De nombreuses condamnations ont afflué de la part des soutiens d’Ankara, dont celle de Mark Rutte, secrétaire général de l’OTAN, dont la Turquie est membre, qui a affirmé « se tenir au côté de notre allié, la Turquie ». De même la délégation européenne dans le pays s’est dite « très choquée et attristée », ainsi que les ministères des affaires étrangères allemand et français et les ambassades de France et des Etats-Unis en Turquie.
« Bien que nous ne connaissions pas encore le motif ou l’auteur exact de cet acte, nous condamnons fermement cet acte de violence », a déclaré, de son côté, John Kirby, porte-parole de la Maison Blanche, faisant part des condoléances américaines aux victimes.

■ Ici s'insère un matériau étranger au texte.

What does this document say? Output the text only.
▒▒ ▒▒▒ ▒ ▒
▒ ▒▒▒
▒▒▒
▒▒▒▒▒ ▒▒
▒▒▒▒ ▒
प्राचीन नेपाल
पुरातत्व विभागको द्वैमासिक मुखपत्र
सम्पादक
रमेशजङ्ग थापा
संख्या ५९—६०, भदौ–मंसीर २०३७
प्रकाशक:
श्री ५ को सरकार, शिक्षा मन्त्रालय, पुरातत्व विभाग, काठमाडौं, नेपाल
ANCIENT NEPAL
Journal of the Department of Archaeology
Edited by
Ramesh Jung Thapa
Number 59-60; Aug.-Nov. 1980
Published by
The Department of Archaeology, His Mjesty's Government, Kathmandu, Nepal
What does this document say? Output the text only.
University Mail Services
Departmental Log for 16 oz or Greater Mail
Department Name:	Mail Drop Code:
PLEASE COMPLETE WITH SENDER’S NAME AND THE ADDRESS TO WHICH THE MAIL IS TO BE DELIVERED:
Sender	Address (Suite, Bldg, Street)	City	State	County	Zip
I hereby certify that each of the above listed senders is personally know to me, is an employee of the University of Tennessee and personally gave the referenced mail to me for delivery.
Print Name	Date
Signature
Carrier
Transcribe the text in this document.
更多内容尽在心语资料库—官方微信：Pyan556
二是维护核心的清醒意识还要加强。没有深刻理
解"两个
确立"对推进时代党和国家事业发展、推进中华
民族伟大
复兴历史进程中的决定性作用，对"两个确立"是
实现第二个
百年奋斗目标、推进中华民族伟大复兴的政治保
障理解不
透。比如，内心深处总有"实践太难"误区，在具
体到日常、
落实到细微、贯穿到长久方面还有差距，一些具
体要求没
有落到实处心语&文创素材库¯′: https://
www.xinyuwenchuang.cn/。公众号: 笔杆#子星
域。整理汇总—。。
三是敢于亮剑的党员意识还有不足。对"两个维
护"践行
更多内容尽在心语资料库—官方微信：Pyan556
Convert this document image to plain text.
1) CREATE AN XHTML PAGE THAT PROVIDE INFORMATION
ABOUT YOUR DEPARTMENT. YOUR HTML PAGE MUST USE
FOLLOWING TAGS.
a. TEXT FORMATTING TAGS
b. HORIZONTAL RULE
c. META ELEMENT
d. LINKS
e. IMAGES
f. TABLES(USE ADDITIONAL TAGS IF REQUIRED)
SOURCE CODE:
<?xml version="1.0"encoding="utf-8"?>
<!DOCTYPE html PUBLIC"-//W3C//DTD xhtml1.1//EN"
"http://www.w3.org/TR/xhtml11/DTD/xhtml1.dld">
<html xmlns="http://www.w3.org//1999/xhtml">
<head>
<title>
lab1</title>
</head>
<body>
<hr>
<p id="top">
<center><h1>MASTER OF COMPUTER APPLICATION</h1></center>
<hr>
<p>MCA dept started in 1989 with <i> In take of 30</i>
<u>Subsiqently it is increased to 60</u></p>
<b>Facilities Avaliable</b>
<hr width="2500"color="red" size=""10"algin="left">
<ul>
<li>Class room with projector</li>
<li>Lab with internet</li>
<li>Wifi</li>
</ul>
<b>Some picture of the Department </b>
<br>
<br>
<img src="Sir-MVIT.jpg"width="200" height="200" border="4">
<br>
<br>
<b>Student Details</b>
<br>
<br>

« Aujourd’hui, le siège d’une société d’aviation turque a été attaqué par des terroristes, et il y a des morts et des blessés », a déclaré, sur X, le chef de la diplomatie européenne, Josep Borrell. « Nous condamnons vivement le terrorisme sous toutes ses formes », a-t-il poursuivi, assurant la Turquie de la « solidarité » de l’Union européenne.
Selon la chaîne de télévision privée postée à l’entrée du site, à une quarantaine de kilomètres d’Ankara, les tirs qui continuaient de résonner après l’explosion, survenue autour de 16 heures (heure locale, 15 heures à Paris), ont cessé peu après 17 h 30 (16 h 30 à Paris).
Il y a eu une explosion, suivie de coups de feu, ont rapporté les médias locaux. Selon les premières images diffusées par la chaîne de télévision privée NTV, l’explosion qui s’est produite vers 16 heures a dégagé une importante fumée blanche devant l’entrée du site, située à une quarantaine de kilomètres de la capitale.
Un important salon des industries de défense et aérospatiales se tient cette semaine à Istanbul, qui a vu notamment la visite du ministre des affaires étrangères ukrainien. Le secteur de la défense turc, qui comprend les fameux drones Bayraktar, a représenté près de 80 % des revenus à l’exportation du pays et 10,2 milliards de dollars pour l’année 2023.
Recherche d’une solution au conflit entre la Turquie et les Kurdes
Cette attaque survient aussi alors que la classe politique semble vouloir trouver une solution politique et négociée au conflit sanglant avec les combattants kurdes. Le principal parti pro-kurde, le DEM (ex-HDP), troisième force au parlement, a ainsi jugé « significatif » qu’elle se produise « alors que la société turque discute de solutions pour faire émerger la possibilité d’un dialogue ». Mardi, le président du MHP (nationaliste) Devlet Bahçeli, principal allié du parti AKP de M. Erdogan, avait invité le chef du Parti des Travailleurs du Kurdistan (PKK) Abdullah Öcalan, 75 ans, en prison depuis 1999, à s’exprimer devant le Parlement pour annoncer la dissolution de son parti, considéré comme un mouvement « terroriste » par Ankara et ses alliés.
Depuis sa cellule à Edirne, et avant l’annonce des frappes turques contre le PKK mercredi soir en Irak et en Syrie, l’ex-co-président du DEM et toujours charismatique Selahattin Demirtas, condamné à quarante-deux ans de prison en mai dernier, a dénoncé l’attaque à Ankara et une « mentalité qui tente de briser dans le sang la recherche de solutions par le dialogue ». « Si Öcalan prend une initiative et veut ouvrir la voie à une [solution] politique, nous le soutiendrons de toutes nos forces », a-t-il prévenu. « Nous ne permettrons jamais que la voix des [partisans] de la paix soit étouffée, d’où qu’elle vienne. »
Le chef de l’opposition au parlement, Özgür Özel, président du CHP, qui avait rendu visite à M. Demirtas mardi dans sa prison, a également dénoncé « l’attaque terroriste », précisant « condamner le terrorisme, peu importe de qui et d’où il vient ».
Le PKK en lutte armée contre le gouvernement, avait perpétré une attaque à Ankara devant un commissariat de police en octobre 2023, qui avait fait deux morts (les assaillants) et blessé deux policiers.